We took the new TGV line from Frankfurt to Marseille. This is the line that boasts a bunch of brand-new TGV-dedicated stations built outside of city centres. Although this means that you get a wonderful view of the changing French countryside and its mustard fields and quaint castles and rusted car lots, it also means that you get next to no sense of the cities you are nominally passing through (Dijon? Besançon?). From the TGV station at Avignon, you have to take a shuttlebus to reach the downtown, making it a very airport-like experience. However, you also get where you are going very, very quickly without leaving the ground, so I am willing to take a little inconvenience with my comfort. (Having stood along a tiny local platform in Cassis as a TGV barrelled past, an experience that involved gale force winds, lots of horn-tooting, and being frightened to death, I think that reducing human-high-speed-train contact as much as possible is probably a good idea.)
The seats were very comfortable. The company was a little weird. Because this is a completely new route of travel from Germany to France, extra precautions were in effect. Before we crossed the border into Strasbourg, an extremely friendly German police officer came by and handed out brochures in English, German, and French highlighting the dangers of pickpocketing in France. Friendly - to a point. When we insisted on taking the lone English brochure, he could not resist questioning us on our origin, place of residence, and our apparent disregard for the German language. Six pages of photos basically boiled down to a warning to stay alert and stay safe. Clearly they expected unsuspecting German pensioners to take the new line to France only to be fleeced of their life savings and Hugo Boss leather goods. Notably, there was no brochure on the way back for the poor Marseillais headed to the hard streets of Frankfurt.

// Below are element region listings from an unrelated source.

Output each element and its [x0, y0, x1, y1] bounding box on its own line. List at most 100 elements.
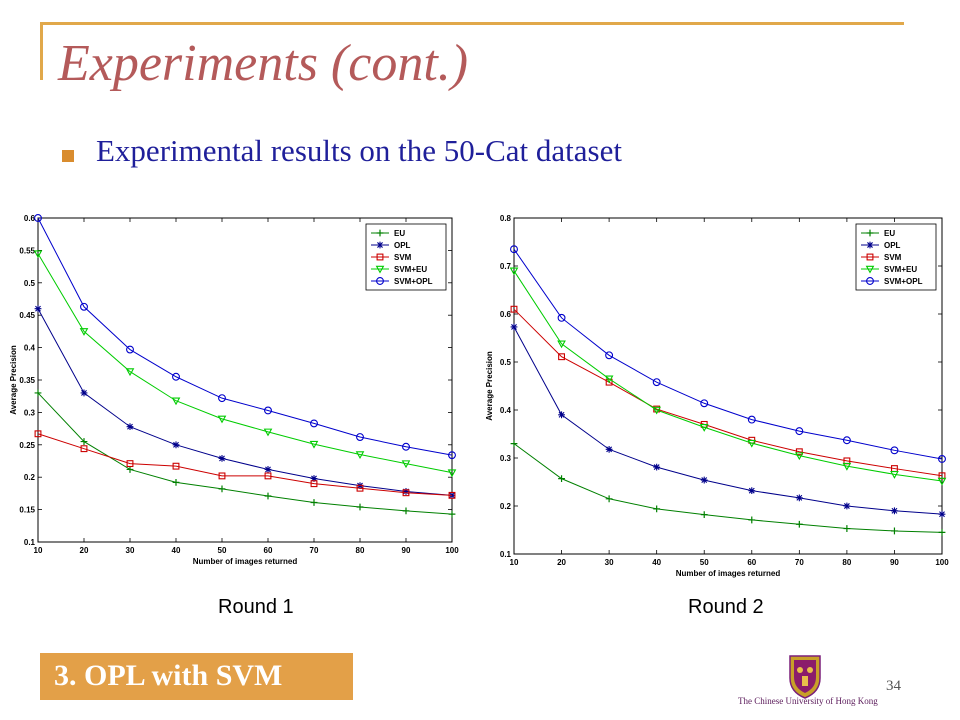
data-point [510, 440, 518, 447]
page-number: 34 [886, 678, 901, 694]
series-line [37, 217, 453, 456]
y-tick-label: 0.5 [24, 279, 36, 288]
series-line [37, 308, 453, 496]
title-frame-top-line [40, 22, 904, 25]
x-axis-label: Number of images returned [676, 569, 781, 578]
data-point [218, 455, 226, 462]
data-point [557, 313, 566, 322]
data-point [264, 492, 272, 500]
data-point [557, 340, 566, 349]
data-point [605, 445, 613, 453]
data-point [510, 323, 518, 331]
series-eu [510, 440, 946, 536]
data-point [510, 305, 518, 313]
y-tick-label: 0.35 [19, 376, 35, 385]
y-tick-label: 0.5 [500, 358, 512, 367]
x-tick-label: 70 [795, 558, 804, 567]
data-point [558, 353, 565, 361]
data-point [356, 484, 364, 492]
slide-title: Experiments (cont.) [58, 35, 469, 92]
data-point [842, 462, 852, 471]
x-tick-label: 60 [747, 558, 756, 567]
x-tick-label: 90 [402, 546, 411, 555]
data-point [310, 499, 318, 506]
y-axis-label: Average Precision [9, 345, 18, 415]
data-point [448, 491, 456, 499]
data-point [890, 446, 899, 455]
legend-swatch-marker [865, 265, 875, 274]
y-tick-label: 0.2 [500, 502, 512, 511]
y-tick-label: 0.55 [19, 246, 35, 255]
chart-round-2-svg: 10 20 30 40 50 60 70 80 90 100 0.1 0.2 0.3 0.4 0.5 0.6 0… [485, 214, 949, 578]
university-logo: The Chinese University of Hong Kong [738, 652, 878, 706]
x-tick-label: 80 [356, 546, 365, 555]
legend-label: SVM+OPL [394, 277, 433, 286]
y-tick-label: 0.8 [500, 214, 512, 223]
series-svm-plus-opl [510, 245, 946, 463]
x-tick-label: 30 [605, 558, 614, 567]
plot-frame [513, 217, 943, 555]
data-point [34, 430, 42, 438]
legend-swatch-marker [866, 241, 874, 249]
chart-round-1: 10 20 30 40 50 60 70 80 90 100 0.1 0.15 0.2 0.25 0.3 0.… [0, 210, 470, 585]
data-point [79, 328, 89, 336]
legend-label: SVM+OPL [884, 277, 923, 286]
y-tick-label: 0.1 [500, 550, 512, 559]
data-point [310, 480, 318, 488]
data-point [80, 438, 88, 445]
data-point [218, 472, 226, 480]
legend-swatch-marker [866, 277, 874, 285]
x-tick-label: 100 [445, 546, 459, 555]
series-eu [34, 389, 456, 518]
data-point [795, 520, 803, 528]
x-tick-label: 50 [218, 546, 227, 555]
data-point [937, 477, 947, 486]
legend-swatch-marker [376, 277, 384, 285]
series-line [513, 248, 943, 460]
x-tick-label: 100 [935, 558, 949, 567]
x-tick-label: 60 [264, 546, 273, 555]
y-tick-label: 0.7 [500, 262, 512, 271]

He probably should have handed out a brochure on surviving crowds of youth, as well, because as I see it that's the weirdest endemic French problem of the moment. How do they do it? One moment you are standing in a deserted street in a little French town with lavender window boxes and the next second you are in the middle of a crowd of loud French teenagers hanging onto each other - boy, girl, girl, boy - and laughing along to a story about somebody's sister or sister in law or something. You don't see packs of teens like this in Germany, swarming hungrily, or if you do, nine times out of ten they're actually French schoolkids trucked into Germany for goodness-knows-what kind of cultural exchange.
Other than that, Provence was beautiful. We saw flocks of bulls and flamingos in the marshy Camargue, biked to villages perchés on rocky cliffs in the Alpilles, and hiked along the fjord-like calanques outside of the coastal town of Cassis. We ate more than our fill of olives and olive products, cheese, local tomatoes, sweet and savoury pastries, and, uh, more olives. We dipped a toe in Marseille. And after months and months of typical German service, those famously obnoxious French waiters seemed refreshingly friendly.